The most distinct feature of “Dagon” (and one gathers it continued as a central aspect of Lovecraft’s work) is his venturing into mythic material. When one reads a post-classical/pre-modern work such as The Divine Comedy, one cannot help but wonder what happened to the pagan gods of classical literature. Dante has several figures from Greek and Roman legend appear in his poem, but the gods are nowhere to be found. The major Romantic writers and artists might include those figures in their work, but they did so in a way that evaded the question--the gods would be presented in the context of the original material, or in settings contemporaneous with it. In the climax and closing of “Dagon,” Lovecraft addresses the question head on. The god he presents is one he created, but it stands in for all of them. (Lovecraft also indirectly identifies the god with one mentioned in the Old Testament, so it’s not one entirely removed from those in classical literature.) The story doesn’t quite say why the gods disappeared, but it makes clear that while absent, they are still very much out there. And on a strikingly portentous note, the story suggests they are looking to return with less than peaceful intentions. Lovecraft not only turns the Romantic embrace of Nature on its head, he subverts its ideal of unity with the divine as well. The relationship he sees is one of antagonists and conflict.
Lovecraft’s suggestion of gods exiled to a world apart from humanity, and planning to return in the future, is perhaps the most resonant aspect of “Dagon.” It’s a feature the story shares with the fiction of Robert E. Howard, who became a peer and friend to Lovecraft over a decade later. Howard, though, presents the idea in the context of heroic adventure fiction, so one pretty much knows any development he offers is ultimately going to prove reactionary. With Howard, the idea’s fascination is in seeing how Conan the Barbarian or another hero handles a situation in which he’s way over his head. But the conventions of the heroic adventure genre will prevail: the hero will triumph over the less-than-benevolent gods, or if he falls, he will do so ensuring the gods will be permanently contained. Lovecraft offers no such reassurance; the implication of “Dagon” is that an apocalypse is coming. In Lovecraft's hands, the basic idea could well prove a visionary one. He plays on myth in the story, and sets the stage for a powerful fictional mythology of his own.

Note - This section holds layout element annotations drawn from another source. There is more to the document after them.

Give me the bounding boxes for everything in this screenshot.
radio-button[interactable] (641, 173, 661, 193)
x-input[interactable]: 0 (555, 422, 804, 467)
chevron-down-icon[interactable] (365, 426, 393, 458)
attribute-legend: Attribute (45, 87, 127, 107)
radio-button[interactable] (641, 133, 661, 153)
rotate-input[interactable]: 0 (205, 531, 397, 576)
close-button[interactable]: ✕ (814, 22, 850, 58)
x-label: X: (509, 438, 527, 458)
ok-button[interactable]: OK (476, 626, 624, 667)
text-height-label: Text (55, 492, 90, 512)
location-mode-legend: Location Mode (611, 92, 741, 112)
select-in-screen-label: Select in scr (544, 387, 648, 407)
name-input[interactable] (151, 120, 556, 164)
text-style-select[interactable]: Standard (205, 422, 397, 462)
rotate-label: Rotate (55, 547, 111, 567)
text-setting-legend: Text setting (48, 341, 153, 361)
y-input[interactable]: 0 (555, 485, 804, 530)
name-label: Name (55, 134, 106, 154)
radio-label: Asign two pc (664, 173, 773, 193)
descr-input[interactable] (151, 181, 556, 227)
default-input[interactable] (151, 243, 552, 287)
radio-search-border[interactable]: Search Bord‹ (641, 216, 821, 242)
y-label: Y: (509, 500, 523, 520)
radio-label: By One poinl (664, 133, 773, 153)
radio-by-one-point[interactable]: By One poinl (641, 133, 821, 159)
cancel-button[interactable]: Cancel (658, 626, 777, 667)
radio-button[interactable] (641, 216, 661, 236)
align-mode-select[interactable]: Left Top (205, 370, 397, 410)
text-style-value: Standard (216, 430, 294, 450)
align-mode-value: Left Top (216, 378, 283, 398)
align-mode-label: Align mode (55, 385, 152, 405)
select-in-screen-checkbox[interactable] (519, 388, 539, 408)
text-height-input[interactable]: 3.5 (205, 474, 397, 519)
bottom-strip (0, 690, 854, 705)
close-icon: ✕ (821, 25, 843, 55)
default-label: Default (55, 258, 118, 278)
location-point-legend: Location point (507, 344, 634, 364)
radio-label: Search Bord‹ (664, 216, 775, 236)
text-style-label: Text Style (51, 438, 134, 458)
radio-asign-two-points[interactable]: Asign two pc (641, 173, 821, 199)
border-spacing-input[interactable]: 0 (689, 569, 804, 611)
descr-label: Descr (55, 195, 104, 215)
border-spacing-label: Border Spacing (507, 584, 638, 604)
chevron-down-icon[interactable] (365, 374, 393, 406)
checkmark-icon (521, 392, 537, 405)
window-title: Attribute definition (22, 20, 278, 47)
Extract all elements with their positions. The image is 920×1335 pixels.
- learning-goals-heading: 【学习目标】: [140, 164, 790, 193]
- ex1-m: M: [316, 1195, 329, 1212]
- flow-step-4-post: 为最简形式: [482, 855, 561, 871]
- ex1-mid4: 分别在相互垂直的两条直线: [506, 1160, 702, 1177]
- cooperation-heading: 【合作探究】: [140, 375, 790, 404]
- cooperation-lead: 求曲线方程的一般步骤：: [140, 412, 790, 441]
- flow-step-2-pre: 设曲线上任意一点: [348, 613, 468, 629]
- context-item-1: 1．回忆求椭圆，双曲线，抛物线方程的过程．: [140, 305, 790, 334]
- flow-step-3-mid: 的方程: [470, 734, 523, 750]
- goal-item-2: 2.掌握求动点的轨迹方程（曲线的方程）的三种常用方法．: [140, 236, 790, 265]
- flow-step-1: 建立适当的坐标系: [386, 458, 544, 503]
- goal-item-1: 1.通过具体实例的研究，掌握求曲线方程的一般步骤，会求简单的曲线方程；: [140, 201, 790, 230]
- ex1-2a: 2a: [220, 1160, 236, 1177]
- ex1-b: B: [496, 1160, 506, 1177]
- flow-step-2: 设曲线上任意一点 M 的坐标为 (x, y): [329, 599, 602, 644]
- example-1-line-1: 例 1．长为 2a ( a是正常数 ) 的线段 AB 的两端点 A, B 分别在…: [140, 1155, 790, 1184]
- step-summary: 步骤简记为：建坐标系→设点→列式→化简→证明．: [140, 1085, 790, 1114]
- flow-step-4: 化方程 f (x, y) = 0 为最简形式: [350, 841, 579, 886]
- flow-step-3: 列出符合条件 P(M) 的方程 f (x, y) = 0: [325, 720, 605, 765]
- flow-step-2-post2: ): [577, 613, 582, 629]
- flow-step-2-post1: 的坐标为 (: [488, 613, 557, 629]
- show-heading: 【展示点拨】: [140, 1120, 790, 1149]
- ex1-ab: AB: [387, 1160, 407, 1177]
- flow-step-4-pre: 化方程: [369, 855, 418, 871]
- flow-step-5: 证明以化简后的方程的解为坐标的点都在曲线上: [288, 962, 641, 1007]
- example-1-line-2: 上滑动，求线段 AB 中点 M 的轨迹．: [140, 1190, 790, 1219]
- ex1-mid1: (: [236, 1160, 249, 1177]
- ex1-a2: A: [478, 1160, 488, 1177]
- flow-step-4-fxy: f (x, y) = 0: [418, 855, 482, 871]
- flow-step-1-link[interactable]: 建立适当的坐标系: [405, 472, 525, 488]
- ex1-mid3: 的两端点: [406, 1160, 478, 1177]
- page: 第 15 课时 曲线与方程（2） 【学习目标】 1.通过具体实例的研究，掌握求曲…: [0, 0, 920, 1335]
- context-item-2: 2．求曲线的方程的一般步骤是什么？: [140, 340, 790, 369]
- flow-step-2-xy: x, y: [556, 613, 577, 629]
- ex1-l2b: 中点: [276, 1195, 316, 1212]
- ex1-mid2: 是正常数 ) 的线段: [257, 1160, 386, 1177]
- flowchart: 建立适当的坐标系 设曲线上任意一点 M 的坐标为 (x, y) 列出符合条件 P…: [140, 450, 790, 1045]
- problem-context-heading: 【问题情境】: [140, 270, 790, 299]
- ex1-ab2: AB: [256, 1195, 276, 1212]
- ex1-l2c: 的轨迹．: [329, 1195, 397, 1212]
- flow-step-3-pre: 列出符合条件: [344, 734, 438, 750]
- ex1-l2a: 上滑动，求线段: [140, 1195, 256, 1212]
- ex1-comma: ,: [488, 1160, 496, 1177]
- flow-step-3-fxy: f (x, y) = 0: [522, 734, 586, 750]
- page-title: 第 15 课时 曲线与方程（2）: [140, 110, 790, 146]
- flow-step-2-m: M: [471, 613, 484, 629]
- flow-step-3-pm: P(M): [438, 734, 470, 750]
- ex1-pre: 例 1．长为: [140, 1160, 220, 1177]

He also sets the stage for becoming a figure of comparable stature to Poe. With “Dagon,” Lovecraft takes the crucial step of becoming a significant artist in his own right. He confronts a powerful and admired predecessor, begins with the premises of that predecessor’s game, and then finds his own game by changing the rules. Settings charged with fear give way to those that embody alienation and revulsion. Hints of the supernatural are transformed into the presence of an antagonistic divine. I’m not sure I would call “Dagon” a great story, but it’s definitely an example of an author finding and articulating an individual vision. If it isn’t great, it comes very close.